Mariamma Kambon takes delicate fragments to create brutal truths in her work, exploring in fine detail ideas of social justice, race and class, civil rights, and genetic memory and how these problems find specific manifestations within the prison industrial system.
“Altars of Poverty” problematizes several notions of being and belonging. It claims a vocabulary for the denial of humanity. It visually describes a set of issues that we have not yet found a language for. And through her art, Kambon brings into stark reality a world that many never have access to, but whose familiarity is undeniable. “Altars of Poverty” attempts to give names to things that are made deliberately invisible.
Her work is engaged with the idea of loss, the corrosive nature of our collective interest in those who disappear into the prison system. But her work is also engaged with what is left behind. What fragments remain for the purpose of worship, for the purpose of reparation, for the purpose of continuity.
For Africans in the diaspora, Christianity and capitalism came as a package deal. They are two inseparable partners in the systematic denial of cultural forms, spiritual truths, family, justice. What is left behind for survival is resistance. Is brutality. Is the assumption of new identities. Esu, Yoruba deity of the crossroads, who creates order out of divine chaos, becomes the devil. At the crossroads between our forgetfulness and our genetic memory is a space where the prison system resides. Kambon carefully constructs this space, with the minutiae of lives half-lived.

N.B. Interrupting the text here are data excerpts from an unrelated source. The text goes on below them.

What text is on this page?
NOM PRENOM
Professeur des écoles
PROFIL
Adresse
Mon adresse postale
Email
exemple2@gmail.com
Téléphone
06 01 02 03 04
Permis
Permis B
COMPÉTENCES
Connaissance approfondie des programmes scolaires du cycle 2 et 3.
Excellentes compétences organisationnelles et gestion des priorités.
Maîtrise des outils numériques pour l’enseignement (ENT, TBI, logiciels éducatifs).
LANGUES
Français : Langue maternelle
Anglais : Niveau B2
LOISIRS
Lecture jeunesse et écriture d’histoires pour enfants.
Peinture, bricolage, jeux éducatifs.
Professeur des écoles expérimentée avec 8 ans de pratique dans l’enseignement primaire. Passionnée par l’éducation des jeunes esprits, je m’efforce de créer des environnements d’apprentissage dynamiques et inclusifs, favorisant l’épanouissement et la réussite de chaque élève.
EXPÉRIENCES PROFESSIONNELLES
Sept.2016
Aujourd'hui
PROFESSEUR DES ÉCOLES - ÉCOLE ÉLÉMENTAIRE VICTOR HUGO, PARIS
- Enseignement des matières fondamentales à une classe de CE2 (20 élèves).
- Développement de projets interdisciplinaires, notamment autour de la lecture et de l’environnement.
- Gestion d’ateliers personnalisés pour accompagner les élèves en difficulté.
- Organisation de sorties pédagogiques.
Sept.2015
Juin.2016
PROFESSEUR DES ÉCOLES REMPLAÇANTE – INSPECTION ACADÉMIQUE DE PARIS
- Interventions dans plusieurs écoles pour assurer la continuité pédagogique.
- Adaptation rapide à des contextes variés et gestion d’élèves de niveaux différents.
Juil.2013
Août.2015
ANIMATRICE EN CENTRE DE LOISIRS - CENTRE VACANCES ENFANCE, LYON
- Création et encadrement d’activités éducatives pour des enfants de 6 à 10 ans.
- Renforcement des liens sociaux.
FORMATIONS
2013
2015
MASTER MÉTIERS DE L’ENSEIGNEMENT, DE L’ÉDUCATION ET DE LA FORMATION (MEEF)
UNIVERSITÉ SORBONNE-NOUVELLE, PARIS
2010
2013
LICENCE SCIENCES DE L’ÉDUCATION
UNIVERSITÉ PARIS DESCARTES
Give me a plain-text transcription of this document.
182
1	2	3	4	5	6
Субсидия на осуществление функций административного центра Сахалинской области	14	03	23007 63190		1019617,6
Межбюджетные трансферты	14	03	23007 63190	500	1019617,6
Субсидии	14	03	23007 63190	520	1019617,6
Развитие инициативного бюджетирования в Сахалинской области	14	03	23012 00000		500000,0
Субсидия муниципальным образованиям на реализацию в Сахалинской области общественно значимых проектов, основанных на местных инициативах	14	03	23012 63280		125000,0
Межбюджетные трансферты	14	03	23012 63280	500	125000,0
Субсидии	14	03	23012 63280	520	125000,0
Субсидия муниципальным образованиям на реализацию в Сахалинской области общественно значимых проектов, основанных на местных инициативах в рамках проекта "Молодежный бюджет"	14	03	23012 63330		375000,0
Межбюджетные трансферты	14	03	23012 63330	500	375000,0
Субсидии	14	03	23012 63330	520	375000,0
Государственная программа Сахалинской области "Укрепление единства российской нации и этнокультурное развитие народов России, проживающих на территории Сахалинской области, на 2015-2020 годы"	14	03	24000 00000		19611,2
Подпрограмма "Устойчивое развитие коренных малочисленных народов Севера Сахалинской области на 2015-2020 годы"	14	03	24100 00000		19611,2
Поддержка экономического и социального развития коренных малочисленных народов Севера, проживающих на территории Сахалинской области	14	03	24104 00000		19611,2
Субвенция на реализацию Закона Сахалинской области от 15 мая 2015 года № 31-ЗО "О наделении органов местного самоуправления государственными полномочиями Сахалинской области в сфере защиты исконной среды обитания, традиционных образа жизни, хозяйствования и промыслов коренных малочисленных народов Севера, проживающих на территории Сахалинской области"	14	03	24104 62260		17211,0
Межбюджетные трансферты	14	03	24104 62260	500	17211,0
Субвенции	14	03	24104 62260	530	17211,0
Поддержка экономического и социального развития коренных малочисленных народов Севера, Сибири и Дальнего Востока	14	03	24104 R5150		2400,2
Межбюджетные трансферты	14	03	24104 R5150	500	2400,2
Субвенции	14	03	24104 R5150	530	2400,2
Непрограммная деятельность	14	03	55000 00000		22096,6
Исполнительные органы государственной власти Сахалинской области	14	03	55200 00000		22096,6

Kambon engages the viewer in a nationally enacted farce of knowing. The piles of paper containing faceless, nameless statistics stare out of each obituary. They are both accusation and appeal for recognition.
Kambon taps into a carnvialesque notion of subverting the sacred in the profane. The mask then takes on a dual purpose. It is a tool of both physical transformation and spiritual transformation.
The challenge is to question your own idea of what is sacred and what shapes your personal and/or collective idea of divinity. How do we worship at altars that are so violently opposed to everything that we have been taught to consider sacred? Is it the worship of capitalism’s gods that creates the hell of prison? Is it the assurance of heavenly rewards that dupes the worshipper into a placid acceptance of suffering on earth?
Far from a Christian construction of God creating humanity in his image and likeness, is the problematic dynamic between a white god and the black bodies of worshippers. The gods are frail and it is their frailty that makes them accessible and therefore worthy of veneration. The body is not a body but a temple, melting into its own sacred consciousness. Amid the starkness of the cell, the body in its shroud weeps candle wax tears.
At the crossroads of humanity Kambon challenges us to engage with what we see as human what we imagine to be sacred. What we choose to remember. Which ancestors’ names we deem worthy of calling. Taking the deeply personal and making it deeply political is what this work encourages.